Der Anspruch des Gläubigers auf Zahlung einer Abfindung aufgrund des Vergleiches vor dem Arbeitsgericht Solingen war auch fällig, als der Gläubiger seine Anträge auf Pfändung und Erlaß eines vorläufigen Zahlungsverbotes gestellt hat.

14

Schließen die Parteien einen Abfindungsvergleich, nachdem das Arbeitsverhältnis bereits zu einem früheren Zeitpunkt geendet hat und verpflichtet sich die Arbeitgeberin zur Zahlung einer Abfindung, ohne daß eine besondere Fälligkeitsvereinbarung aufgenommen worden ist oder der Zahlungsanspruch unter den Vorbehalt der Erklärung des Arbeitsamtes über die Geltung einer vorangegangenen Anmeldung eines Anspruchsüberganges gestellt worden wäre, so ist die Abfindung sofort fällig. Leistet die Schuldnerin auf Mahnung nicht, entsteht aufgrund entsprechender Maßnahmen eine Zwangsvollstreckungsgebühr (vgl. Hessisches LAG, a.a.O.).

15

Der von den Parteien geschlossene Vergleich enthält einen solchen Überleitungsvorbehalt nicht. Der vereinbarte Fälligkeitstermin für die Zahlung der Abfindung (13.07.1999) war bei Antragstellung durch den Gläubiger bereits abgelaufen. Einer Mahnung der Schuldnerin bedurfte es daher nicht. Der Gläubiger war aufgrund des abgeschlossenen Vergleiches berechtigt, mit sofortiger Wirkung Zahlung an sich zu verlangen. Um nicht Gefahr zu laufen, durch die Zahlung an den Gläubiger nicht von ihrer Leistungspflicht befreit zu werden, hätte die Schuldnerin die Möglichkeit gehabt, den geschuldeten Betrag unter Ausschluß der Rücknahme zu hinterlegen. Diese Form der Hinterlegung hat Erfüllungsfunktion (§ 378 BGB).

16

Die sofortige Beschwerde der Schuldnerin war aus den genannten Gründen zurückzuweisen.

17

Die Kostenentscheidung beruht auf § 97 Abs. 1 ZPO.

Streitwertbeschluss:

Beschwerdewert: Wertstufe bis 1.200,- DM.

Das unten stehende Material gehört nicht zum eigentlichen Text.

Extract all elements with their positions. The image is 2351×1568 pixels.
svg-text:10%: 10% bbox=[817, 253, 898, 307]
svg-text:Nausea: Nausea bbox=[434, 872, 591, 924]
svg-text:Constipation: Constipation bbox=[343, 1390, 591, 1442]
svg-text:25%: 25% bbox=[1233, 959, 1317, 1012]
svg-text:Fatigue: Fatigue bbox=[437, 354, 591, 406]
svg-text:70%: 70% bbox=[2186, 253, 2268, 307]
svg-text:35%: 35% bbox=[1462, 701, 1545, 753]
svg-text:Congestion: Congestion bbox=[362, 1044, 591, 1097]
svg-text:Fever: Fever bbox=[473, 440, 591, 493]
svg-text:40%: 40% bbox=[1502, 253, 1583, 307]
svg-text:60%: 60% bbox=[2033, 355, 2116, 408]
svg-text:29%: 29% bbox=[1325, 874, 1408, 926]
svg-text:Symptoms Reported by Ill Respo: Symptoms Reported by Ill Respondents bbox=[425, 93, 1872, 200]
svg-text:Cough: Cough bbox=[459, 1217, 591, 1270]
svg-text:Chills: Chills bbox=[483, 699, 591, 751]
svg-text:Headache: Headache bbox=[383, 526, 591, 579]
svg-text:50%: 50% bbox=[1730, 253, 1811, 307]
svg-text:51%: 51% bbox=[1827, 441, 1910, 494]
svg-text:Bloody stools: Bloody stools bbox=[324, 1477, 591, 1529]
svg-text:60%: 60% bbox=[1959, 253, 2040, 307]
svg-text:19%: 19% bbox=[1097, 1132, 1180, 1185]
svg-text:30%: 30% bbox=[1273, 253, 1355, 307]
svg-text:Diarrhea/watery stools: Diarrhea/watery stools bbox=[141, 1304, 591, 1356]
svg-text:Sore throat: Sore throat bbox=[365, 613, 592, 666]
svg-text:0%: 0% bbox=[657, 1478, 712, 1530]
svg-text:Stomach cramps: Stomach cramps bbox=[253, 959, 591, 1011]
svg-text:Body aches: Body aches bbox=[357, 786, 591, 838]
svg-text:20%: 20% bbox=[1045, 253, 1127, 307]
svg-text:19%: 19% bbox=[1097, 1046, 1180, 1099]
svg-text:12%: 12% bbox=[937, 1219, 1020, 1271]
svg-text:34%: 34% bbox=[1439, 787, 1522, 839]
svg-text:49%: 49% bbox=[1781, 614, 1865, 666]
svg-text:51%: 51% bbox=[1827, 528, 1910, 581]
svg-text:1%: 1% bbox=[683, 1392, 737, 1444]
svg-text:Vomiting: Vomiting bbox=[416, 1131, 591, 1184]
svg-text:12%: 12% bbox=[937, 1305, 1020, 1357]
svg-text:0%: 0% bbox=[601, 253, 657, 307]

Der festgesetzte Beschwerdewert entspricht dem Betrag der Vollstreckungskosten, die zur Zeit noch Gegenstand der Pfändung sind. Hinsichtlich der Hauptforderung hat der Gläubiger auf seine Rechte aus dem Pfändungs- und Überweisungsbeschluß verzichtet (Schriftsatz vom 31.08.1999).